Если туземец заметит на своем поле слишком добрые колосья, он придет в ужас и постарается их вырвать тайком. Если слишком добрые колосья заметят другие, в селении надолго поселится страх, а хозяина поля могут убить.
«Австралиец, как указывают Спенсер и Гиллен, только почувствовав себя больным, теряет присутствие духа и готовится умереть. Это происходит не потому, что он не способен переносить страдание или бороться за свою жизнь. Дело в том, что болезнь рассматривается им как признак своей околдованности» (там же. С. 412).
Исток символического поведения
Леви-Брюль передает рассказ эскимоса: «Моя мать велела изжарить моржовый бок, и вот, когда она принялась есть жаркое, кость, которую она держала в руке, издала звук. Мать так испугалась, что сейчас же перестала есть и бросила кость на землю. Я вспоминаю, как лицо ее стало совершенно белым. Она воскликнула: «Что-то случилось с моим сыном!» И это было верно. Несколько позже она узнала, что сын ее умер» (там же. С. 415).
Прочитав последнее, я понял, откуда вышел мой любимый роман и творческий метод Гарсиа Маркеса «мистический реализм». В «Веке одиночества» Урсула, открыв кипящую кастрюлю, увидела там копошащихся червей, – и поняла, что ее сыну грозит гибель. Аурелиано Буэндиа как раз повели на расстрел.
Постоянное аффектированное восприятие, непрерывное прислушивание и приглядывание ко всему, ожидание беды с неожиданной стороны, жизнь на стреме даже во сне делали первобытных людей сверхчувствительными. Леви-Брюль приводит множество почти фантастических фактов, когда ментальное совпадало с физическим, как в случае с моржовой костью. Не случайно предсказателями являются, как правило, истерички и шизофреники.
Возникает вопрос: как они вообще могли жить в постоянном страхе? Леви-Брюль отвечает на данный вопрос длинно и подробно, я дам свою краткую интерпретацию с опорой на знание, которым наверняка обладает современный читатель.
После пережитой клинической смерти люди всегда меняются. Почти всегда меняются люди, живущие последние месяцы и дни. Часто меняются люди, побывавшие в смертельной опасности. Как правило, это перемены к лучшему. Сварливые становятся покладистыми, жестокие – добрыми, жадные – щедрыми. Люди сегодня живут так, как будто завтра уже не будет. Они стараются сегодня видеть только лучшее, быть веселыми и приветливыми, потому что не уверены, что для них наступит завтра.

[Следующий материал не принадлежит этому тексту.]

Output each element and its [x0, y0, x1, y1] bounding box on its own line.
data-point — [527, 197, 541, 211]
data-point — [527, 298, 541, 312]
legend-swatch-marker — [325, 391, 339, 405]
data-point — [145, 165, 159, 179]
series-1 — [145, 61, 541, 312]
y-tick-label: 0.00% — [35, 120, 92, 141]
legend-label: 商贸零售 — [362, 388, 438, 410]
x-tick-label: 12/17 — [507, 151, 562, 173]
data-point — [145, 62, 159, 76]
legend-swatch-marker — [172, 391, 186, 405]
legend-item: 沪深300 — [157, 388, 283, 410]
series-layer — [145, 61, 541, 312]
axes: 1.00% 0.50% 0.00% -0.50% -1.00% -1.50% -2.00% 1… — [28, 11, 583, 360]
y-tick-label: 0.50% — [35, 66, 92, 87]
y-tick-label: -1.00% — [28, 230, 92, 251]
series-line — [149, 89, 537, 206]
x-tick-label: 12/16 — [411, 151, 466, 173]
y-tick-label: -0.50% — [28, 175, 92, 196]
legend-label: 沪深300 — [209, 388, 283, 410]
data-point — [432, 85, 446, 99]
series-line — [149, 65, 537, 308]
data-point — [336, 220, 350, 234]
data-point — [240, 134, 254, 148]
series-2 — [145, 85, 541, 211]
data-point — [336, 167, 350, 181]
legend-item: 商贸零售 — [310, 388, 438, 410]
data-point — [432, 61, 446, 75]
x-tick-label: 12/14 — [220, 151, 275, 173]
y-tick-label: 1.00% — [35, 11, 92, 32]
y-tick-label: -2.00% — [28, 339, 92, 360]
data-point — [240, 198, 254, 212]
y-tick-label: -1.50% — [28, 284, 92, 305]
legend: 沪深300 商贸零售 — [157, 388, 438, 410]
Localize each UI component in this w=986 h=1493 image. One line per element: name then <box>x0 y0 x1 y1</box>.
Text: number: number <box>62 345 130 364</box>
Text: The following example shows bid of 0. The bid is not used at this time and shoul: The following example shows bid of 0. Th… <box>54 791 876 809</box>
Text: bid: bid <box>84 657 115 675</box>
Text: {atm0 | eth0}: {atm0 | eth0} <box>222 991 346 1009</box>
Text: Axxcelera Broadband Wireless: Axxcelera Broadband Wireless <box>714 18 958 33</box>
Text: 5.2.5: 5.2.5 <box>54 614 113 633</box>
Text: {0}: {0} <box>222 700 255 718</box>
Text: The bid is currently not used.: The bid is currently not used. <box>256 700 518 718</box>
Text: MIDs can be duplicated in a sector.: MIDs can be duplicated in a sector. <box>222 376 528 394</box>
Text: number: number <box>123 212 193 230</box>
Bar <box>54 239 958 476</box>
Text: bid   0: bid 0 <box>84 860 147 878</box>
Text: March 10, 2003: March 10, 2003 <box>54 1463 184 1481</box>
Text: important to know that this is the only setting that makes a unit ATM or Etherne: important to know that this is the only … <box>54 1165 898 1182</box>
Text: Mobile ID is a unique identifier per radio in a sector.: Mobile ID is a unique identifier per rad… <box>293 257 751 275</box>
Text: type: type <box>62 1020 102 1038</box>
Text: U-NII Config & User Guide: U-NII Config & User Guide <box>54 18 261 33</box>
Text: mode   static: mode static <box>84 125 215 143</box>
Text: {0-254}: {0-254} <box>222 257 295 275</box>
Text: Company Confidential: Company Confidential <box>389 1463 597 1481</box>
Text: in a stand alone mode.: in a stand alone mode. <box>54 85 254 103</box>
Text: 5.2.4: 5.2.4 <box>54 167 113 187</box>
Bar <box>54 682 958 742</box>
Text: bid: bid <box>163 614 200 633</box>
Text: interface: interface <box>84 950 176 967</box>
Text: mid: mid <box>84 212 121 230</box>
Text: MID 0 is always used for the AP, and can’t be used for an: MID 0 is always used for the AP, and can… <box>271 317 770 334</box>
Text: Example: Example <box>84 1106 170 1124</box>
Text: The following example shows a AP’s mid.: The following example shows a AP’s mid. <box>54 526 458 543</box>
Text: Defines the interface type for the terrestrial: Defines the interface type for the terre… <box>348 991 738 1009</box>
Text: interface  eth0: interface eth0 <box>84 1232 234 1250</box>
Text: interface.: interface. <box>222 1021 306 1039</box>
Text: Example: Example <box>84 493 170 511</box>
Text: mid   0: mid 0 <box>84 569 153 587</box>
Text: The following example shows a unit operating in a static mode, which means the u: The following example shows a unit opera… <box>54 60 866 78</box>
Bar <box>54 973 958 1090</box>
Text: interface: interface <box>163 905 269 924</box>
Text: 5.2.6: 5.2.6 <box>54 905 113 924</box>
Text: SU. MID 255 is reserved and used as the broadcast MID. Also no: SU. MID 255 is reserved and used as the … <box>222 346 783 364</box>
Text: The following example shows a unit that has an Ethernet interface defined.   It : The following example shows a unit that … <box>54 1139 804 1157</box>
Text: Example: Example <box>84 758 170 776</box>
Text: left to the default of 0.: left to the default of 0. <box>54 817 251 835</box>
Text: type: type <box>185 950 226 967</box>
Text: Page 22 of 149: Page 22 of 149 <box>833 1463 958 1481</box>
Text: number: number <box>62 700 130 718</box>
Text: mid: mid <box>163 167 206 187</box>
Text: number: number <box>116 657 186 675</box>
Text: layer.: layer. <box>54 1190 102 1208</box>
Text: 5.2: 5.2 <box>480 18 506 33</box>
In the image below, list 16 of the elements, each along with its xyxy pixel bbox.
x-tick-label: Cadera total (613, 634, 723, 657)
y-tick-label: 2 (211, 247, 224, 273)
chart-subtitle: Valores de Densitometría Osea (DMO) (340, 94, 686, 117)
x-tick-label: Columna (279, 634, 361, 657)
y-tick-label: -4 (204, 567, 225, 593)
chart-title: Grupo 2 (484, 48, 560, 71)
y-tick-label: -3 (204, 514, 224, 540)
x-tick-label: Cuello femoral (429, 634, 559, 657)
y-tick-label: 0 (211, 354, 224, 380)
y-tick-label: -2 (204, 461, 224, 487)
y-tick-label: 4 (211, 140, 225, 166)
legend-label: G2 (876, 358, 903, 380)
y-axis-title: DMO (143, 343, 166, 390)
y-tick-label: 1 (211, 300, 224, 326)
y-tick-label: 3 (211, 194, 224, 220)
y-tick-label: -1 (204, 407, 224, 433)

Первобытные люди постоянно пребывали в пограничной психологической ситуации. Они каждый день проживали как последний. Отсюда их обычная приветливость, веселость, беззаботность, которая часто удивляла европейцев.
«Туземец чувствует такую душевную легкость, какую только можно себе представить. У него нет ни малейшей тревоги, ни малейших забот относительно того, что может принести ему завтрашний день, он живет исключительно настоящим… Однако и у этих племен, как и у других дикарей, где-то в подсознательной области таится струя беспокойства, которая временно, может быть, конечно, забыта и не проявляет себя, но тем не менее всегда налицо: это боязнь колдовства или того, что какой-нибудь знахарь из чужой группы может указать на тебя как на повинного в убийстве человека при помощи колдовства. Никто никогда не бывает в подлинной безопасности. Ничего не подозревающий человек может внезапно оказаться жертвой чьего-нибудь колдовства или обвинения в колдовстве. Разлитое во всей социальной атмосфере подозрение в колдовстве может в любой момент сосредоточиться на ком угодно» (там же. С. 491).
Полисинтетическая психика первобытных людей сваливает аффекты в ту же кучу, что и колдовство и катастрофические явления природы типа извержений вулканов и смерчей. Поэтому «они никогда не переругиваются, по крайней мере если не пьяны. Они всегда скрывают свое недружелюбие, как бы сильно оно ни было. Они неизменно разговаривают в вежливых и любезных выражениях, с самым учтивым и непринужденным видом, даже когда их сердце пожираемо завистью. Мы наблюдаем здесь лицемерие в обязательном порядке», – пишет Леви-Брюль (там же. С. 424, 425). Здесь мы видим – ни много ни мало – исток символического поведения в недрах шизофренической партиципации.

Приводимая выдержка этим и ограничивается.